Microsoft Access User-Level Security Tutorial

01
of 09

Getting Started

Microsoft Access offers relatively powerful security functionality. In this article, we’ll take a look at Microsoft Access user-level security, a feature that lets you specify the level of access to grant each individual user of your database.

User-level security helps you to control the types of data that a user might access (for example, prohibiting sales personnel from looking at accounting data) and the actions they can perform (e.g. only allowing the HR department to change personnel records).

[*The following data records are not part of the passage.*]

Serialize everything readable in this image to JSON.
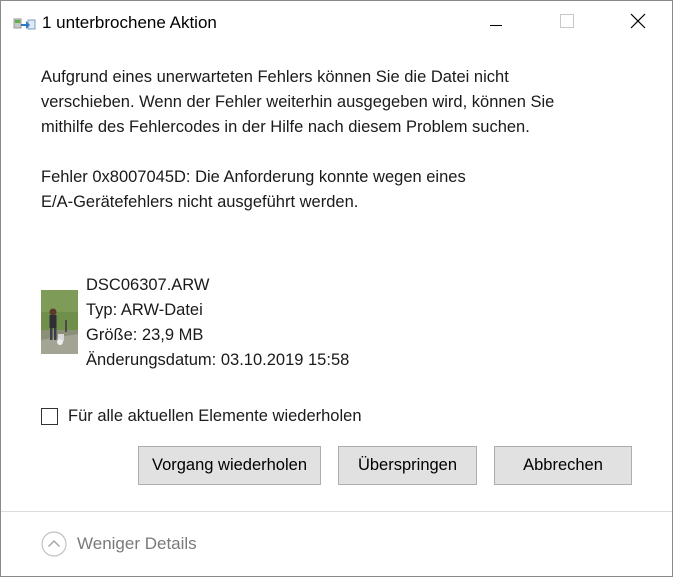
{
  "window": {
    "title": "1 unterbrochene Aktion"
  },
  "message": {
    "line1": "Aufgrund eines unerwarteten Fehlers können Sie die Datei nicht",
    "line2": "verschieben. Wenn der Fehler weiterhin ausgegeben wird, können Sie",
    "line3": "mithilfe des Fehlercodes in der Hilfe nach diesem Problem suchen."
  },
  "error": {
    "line1": "Fehler 0x8007045D: Die Anforderung konnte wegen eines",
    "line2": "E/A-Gerätefehlers nicht ausgeführt werden."
  },
  "file": {
    "name": "DSC06307.ARW",
    "type": "Typ: ARW-Datei",
    "size": "Größe: 23,9 MB",
    "modified": "Änderungsdatum: 03.10.2019 15:58"
  },
  "checkbox": {
    "label": "Für alle aktuellen Elemente wiederholen",
    "checked": false
  },
  "buttons": {
    "retry": "Vorgang wiederholen",
    "skip": "Überspringen",
    "cancel": "Abbrechen"
  },
  "footer": {
    "details_label": "Weniger Details"
  }
}
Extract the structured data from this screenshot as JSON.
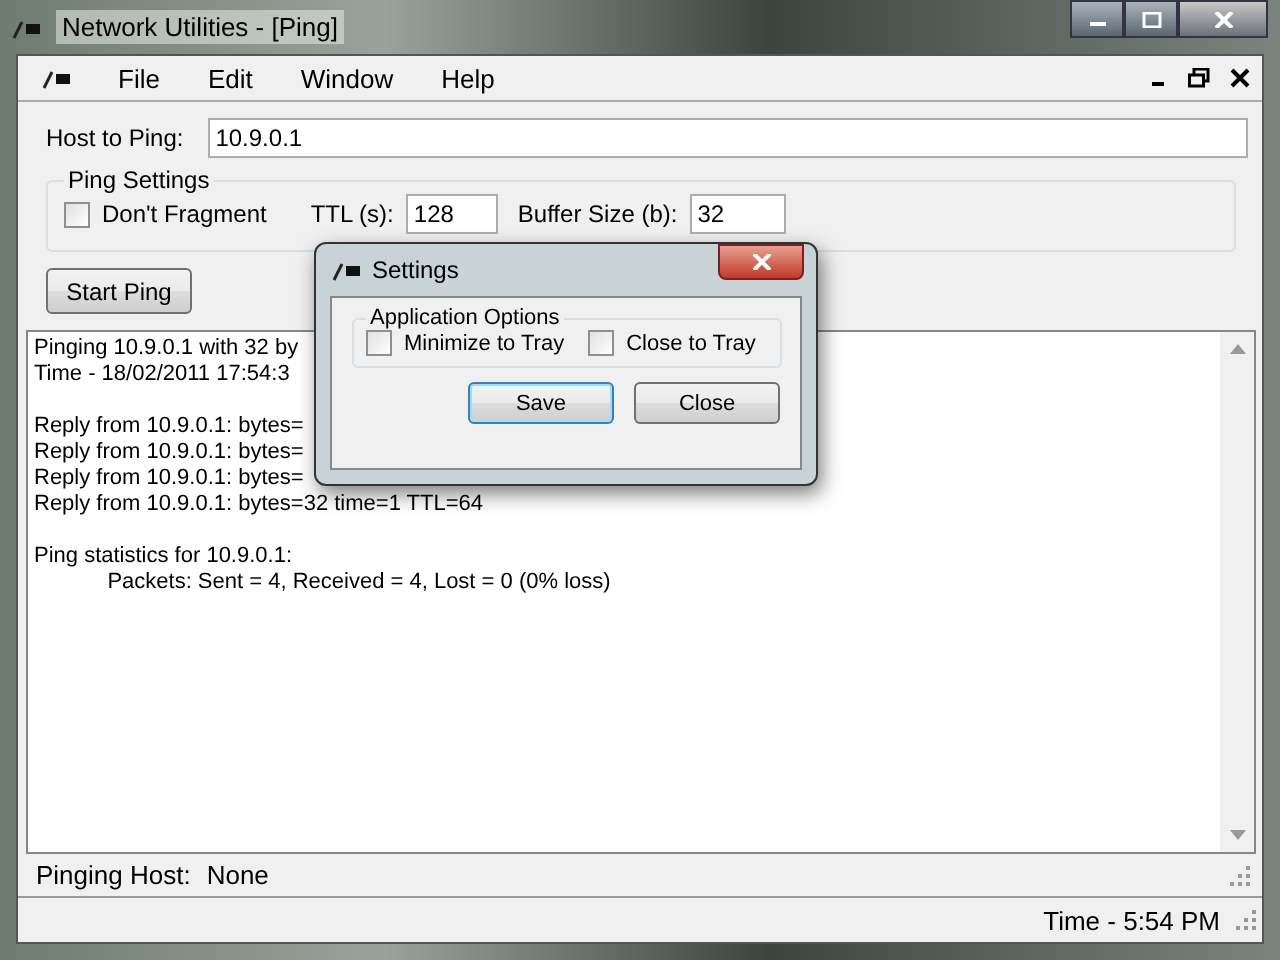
{
  "window": {
    "title": "Network Utilities - [Ping]"
  },
  "menu": [
    "File",
    "Edit",
    "Window",
    "Help"
  ],
  "host": {
    "label": "Host to Ping:",
    "value": "10.9.0.1"
  },
  "ping_settings": {
    "title": "Ping Settings",
    "dont_fragment": {
      "label": "Don't Fragment",
      "checked": false
    },
    "ttl": {
      "label": "TTL (s):",
      "value": "128"
    },
    "buffer": {
      "label": "Buffer Size (b):",
      "value": "32"
    }
  },
  "start_button": "Start Ping",
  "output_blocks": [
    [
      "Pinging 10.9.0.1 with 32 by",
      "Time - 18/02/2011 17:54:3"
    ],
    [
      "Reply from 10.9.0.1: bytes=",
      "Reply from 10.9.0.1: bytes=",
      "Reply from 10.9.0.1: bytes=",
      "Reply from 10.9.0.1: bytes=32 time=1 TTL=64"
    ],
    [
      "Ping statistics for 10.9.0.1:",
      "\tPackets: Sent = 4, Received = 4, Lost = 0 (0% loss)"
    ]
  ],
  "inner_status": {
    "label": "Pinging Host:",
    "value": "None"
  },
  "status_bar": "Time - 5:54 PM",
  "dialog": {
    "title": "Settings",
    "group": "Application Options",
    "options": [
      {
        "label": "Minimize to Tray",
        "checked": false
      },
      {
        "label": "Close to Tray",
        "checked": false
      }
    ],
    "buttons": [
      {
        "label": "Save",
        "default": true
      },
      {
        "label": "Close",
        "default": false
      }
    ]
  }
}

These functions mimic some of the functionality of more powerful database environments, like SQL Server and Oracle. However, Access is still fundamentally a single-user database. If you find yourself attempting to implement complex security schemes with user-level security, you’re probably ready to trade up to a more powerful database.

The first step is to start the Wizard. From the Tools menu, select Security and then User-Level Security Wizard.

02
of 09

Creating a New Workgroup Information File

In the wizard's first screen, you're asked whether you want to start a new security file or edit an existing one. We'll assume you want to start a new one, so select "Create a new workgroup information file" and select Next.

03
of 09

Providing a Name and Workgroup ID

The next screen asks you to enter your name and company. This step is optional. You'll also see a strange string called the WID. This is a unique identifier assigned randomly and should not be changed.

Also on this screen, you'll be asked whether you want your security settings to apply to only the database you're currently editing or whether you want the permissions to be default permissions that apply to all databases. Make your choice, then click Next.

04
of 09

Selecting the Security Scope

The next screen defines the scope of your security settings. If you wish, you may exclude particular tables, queries, forms, reports or macros from the security scheme. We'll assume you want to secure the entire database, so press the Next button to continue.

05
of 09

Selecting User Groups

The next wizard screen specifies the groups to enable in the database. You can select each group to see the specific permissions applied to it. For example, the Backup Operators group is able to open the database for backup purposes but can't actually read the data objects.

06
of 09

Permissions for the Users Group

The next screen assigns permissions to the default Users group. This group includes all users of the computer, so use it judiciously! If you're enabling user-level security, you probably don't want to allow any rights here, so you can simply leave the "No, the Users group should not have any permissions" option selected and press the Next button.

07
of 09

Adding Users

The next screen creates database users. You can create as many users as you'd like by clicking the Add New User option. You should assign a unique, strong password for each database user. In general, you should never create shared accounts. Giving each database user an individual named account increases accountability and security.

08
of 09

Assigning Users to Groups

The next screen pulls together the previous two steps. You may select each user from the drop-down box and then assign him to one or more groups. This step provides users with their security permissions, inherited from their group membership.

09
of 09

Creating a Backup

On the last screen, you're provided with the option to create a backup unencrypted database. Such a backup helps you to recover your data if you forget a user password down the road. It's good practice to create the backup, save it to a removable storage device like a flash drive or a DVD and then store the device in a safe location. After you've created your backup, delete the unencrypted file from your hard disk to protect it from prying eyes.